The objective of the Convention is to mitigate the effects of drought through international cooperation activities and partnership agreements in the most affected countries, particularly in Africa.
Drought is one of the most destructive natural disasters in terms of loss of life, due to impacts such as large-scale crop losses, fires and water stress.
It is estimated that by 2025, nearly 1.8 billion people will be affected by this problem and that by 2050, drought may affect three-quarters of the world’s population.
It is an urgent and global problem.
Evidence of this can be seen in parts of Malawi, particularly the East Bank area, a very rural part of the country where the livelihood of the population is closely tied to agricultural resources and which cyclically, due to climate change, is affected by severe droughts.

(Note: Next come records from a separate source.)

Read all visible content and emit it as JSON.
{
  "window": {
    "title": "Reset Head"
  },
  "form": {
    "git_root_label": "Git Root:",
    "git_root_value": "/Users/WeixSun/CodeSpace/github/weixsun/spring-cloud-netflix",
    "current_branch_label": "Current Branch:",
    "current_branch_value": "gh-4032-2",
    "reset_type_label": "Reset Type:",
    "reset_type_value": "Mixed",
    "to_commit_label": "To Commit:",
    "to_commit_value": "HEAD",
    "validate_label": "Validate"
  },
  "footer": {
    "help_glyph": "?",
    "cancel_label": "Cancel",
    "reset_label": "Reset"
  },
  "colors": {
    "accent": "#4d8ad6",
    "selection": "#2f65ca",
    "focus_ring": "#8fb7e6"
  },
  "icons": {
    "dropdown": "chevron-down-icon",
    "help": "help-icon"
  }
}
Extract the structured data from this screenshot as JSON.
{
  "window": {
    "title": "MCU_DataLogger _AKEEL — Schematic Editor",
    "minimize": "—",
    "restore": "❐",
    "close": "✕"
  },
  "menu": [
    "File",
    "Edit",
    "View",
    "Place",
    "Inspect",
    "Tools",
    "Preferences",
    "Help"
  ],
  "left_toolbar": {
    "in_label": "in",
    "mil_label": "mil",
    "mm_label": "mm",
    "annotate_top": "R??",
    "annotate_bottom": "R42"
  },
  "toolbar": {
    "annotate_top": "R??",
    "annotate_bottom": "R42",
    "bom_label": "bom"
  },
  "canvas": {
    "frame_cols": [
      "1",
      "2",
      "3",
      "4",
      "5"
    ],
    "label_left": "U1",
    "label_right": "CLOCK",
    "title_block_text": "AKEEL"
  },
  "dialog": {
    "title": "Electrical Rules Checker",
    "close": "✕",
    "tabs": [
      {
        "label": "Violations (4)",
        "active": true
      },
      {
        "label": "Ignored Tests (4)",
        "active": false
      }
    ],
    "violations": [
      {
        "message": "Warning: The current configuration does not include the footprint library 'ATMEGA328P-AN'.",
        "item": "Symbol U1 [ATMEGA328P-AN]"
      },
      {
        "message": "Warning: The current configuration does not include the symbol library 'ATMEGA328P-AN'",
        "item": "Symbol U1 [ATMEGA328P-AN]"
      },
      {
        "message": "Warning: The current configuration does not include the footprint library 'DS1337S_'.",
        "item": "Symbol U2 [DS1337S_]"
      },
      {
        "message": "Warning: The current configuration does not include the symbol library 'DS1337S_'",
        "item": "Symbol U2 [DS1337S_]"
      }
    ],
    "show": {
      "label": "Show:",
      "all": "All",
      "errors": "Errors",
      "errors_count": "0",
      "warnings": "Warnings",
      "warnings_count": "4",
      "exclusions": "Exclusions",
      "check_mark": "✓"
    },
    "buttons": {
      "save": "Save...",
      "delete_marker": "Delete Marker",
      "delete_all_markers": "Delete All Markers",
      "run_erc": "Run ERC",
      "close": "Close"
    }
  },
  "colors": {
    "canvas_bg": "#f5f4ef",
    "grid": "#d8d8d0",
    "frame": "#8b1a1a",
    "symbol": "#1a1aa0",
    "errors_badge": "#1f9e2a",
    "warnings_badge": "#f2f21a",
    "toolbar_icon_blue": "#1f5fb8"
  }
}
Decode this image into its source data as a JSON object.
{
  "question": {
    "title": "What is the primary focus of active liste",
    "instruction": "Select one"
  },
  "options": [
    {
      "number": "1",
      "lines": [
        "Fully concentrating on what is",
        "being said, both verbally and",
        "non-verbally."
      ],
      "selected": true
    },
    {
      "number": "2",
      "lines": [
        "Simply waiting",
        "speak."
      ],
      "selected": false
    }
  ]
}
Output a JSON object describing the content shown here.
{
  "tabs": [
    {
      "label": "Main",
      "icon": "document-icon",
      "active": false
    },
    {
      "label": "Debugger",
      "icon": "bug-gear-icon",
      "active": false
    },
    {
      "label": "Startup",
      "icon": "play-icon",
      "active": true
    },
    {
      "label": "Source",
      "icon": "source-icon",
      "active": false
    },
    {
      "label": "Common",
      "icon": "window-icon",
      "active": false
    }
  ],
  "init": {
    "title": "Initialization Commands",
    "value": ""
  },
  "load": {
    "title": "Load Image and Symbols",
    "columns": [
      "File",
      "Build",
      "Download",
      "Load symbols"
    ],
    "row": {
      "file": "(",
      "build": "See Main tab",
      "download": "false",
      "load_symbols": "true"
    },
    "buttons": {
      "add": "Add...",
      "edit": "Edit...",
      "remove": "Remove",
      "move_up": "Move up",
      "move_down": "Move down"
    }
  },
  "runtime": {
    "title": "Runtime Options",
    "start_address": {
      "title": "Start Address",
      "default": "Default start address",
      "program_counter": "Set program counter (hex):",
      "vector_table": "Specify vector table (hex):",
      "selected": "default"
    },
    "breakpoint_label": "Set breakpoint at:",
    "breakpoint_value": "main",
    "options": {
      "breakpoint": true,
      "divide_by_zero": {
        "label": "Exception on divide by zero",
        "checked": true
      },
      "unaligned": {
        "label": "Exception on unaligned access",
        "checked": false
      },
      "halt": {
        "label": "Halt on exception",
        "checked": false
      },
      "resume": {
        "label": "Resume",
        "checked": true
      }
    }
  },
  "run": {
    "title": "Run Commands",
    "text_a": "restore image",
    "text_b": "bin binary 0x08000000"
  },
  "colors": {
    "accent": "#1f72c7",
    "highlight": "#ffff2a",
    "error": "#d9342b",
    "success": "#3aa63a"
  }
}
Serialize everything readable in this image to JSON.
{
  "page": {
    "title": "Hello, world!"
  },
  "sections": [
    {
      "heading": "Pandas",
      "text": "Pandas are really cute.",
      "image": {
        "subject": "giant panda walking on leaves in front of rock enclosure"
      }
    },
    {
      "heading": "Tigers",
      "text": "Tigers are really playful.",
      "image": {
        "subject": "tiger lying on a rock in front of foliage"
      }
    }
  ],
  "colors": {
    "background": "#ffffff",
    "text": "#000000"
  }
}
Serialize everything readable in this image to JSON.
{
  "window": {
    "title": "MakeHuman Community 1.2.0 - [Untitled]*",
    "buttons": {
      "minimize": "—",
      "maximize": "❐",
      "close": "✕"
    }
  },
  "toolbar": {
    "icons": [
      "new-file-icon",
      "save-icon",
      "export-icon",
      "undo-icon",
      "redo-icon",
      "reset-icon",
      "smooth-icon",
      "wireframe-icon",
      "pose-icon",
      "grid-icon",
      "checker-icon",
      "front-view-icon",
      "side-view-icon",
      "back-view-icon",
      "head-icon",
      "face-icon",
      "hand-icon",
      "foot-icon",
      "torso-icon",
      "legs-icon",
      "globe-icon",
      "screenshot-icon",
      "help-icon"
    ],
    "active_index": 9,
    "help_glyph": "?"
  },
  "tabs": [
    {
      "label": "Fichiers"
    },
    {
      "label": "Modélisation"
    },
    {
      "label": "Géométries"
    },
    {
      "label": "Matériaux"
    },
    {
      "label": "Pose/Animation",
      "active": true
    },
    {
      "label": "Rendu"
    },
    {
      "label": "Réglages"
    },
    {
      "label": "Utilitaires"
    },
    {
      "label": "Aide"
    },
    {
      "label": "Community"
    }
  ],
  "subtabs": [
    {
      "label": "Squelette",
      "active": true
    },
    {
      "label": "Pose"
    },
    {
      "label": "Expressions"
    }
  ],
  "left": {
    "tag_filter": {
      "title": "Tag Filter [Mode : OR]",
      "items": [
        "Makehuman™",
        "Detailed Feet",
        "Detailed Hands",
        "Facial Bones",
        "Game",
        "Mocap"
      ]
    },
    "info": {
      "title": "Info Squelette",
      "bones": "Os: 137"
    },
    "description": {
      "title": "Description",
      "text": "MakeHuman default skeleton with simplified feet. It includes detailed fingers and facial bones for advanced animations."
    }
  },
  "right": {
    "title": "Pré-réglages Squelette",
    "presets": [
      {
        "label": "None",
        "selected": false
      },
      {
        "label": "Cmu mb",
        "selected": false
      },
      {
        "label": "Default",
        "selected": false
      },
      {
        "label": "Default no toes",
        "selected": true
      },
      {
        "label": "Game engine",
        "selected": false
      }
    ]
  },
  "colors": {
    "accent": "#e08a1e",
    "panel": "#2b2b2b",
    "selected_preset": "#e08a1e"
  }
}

It is in this context that, as the situation has worsened, the DREAM Program of the Community of Sant’Egidio has intervened by giving food and health aid and engaging with eco-sustainable projects.
The data on drought in Africa are alarming but, with ingenuity, commitment and solidarity, initiatives can be put in place that improve the lives of the populations so hard hit, ensuring that livelihoods are no longer lost due to the dryness of the land.
DREAM, which has been working on the African continent for 20 years, has always paid attention to the ecological problem, enhancing biodiversity by setting up ‘community gardens’ whose protagonists and beneficiaries are people with HIV followed by the Program who, assisted by agricultural experts, recover traditional productions and teach new cultivation techniques.
By planting local fruits and vegetables as an alternative to intensive maize crops, food vulnerability related to climate change can be countered.
With the community garden, all activities take place: from preparing the soil, to planting, weeding and watering. In some DREAM Program centers, the gardens produce okra, peppers, tomatoes, bonongwe, garlic, onions and vegetables.
In addition to providing food, the community garden, which is present in about 60 DREAM centers, is a place where many recreational and educational activities, such as teaching mutual respect and raising awareness about the importance of caring for the environment, can be carried out.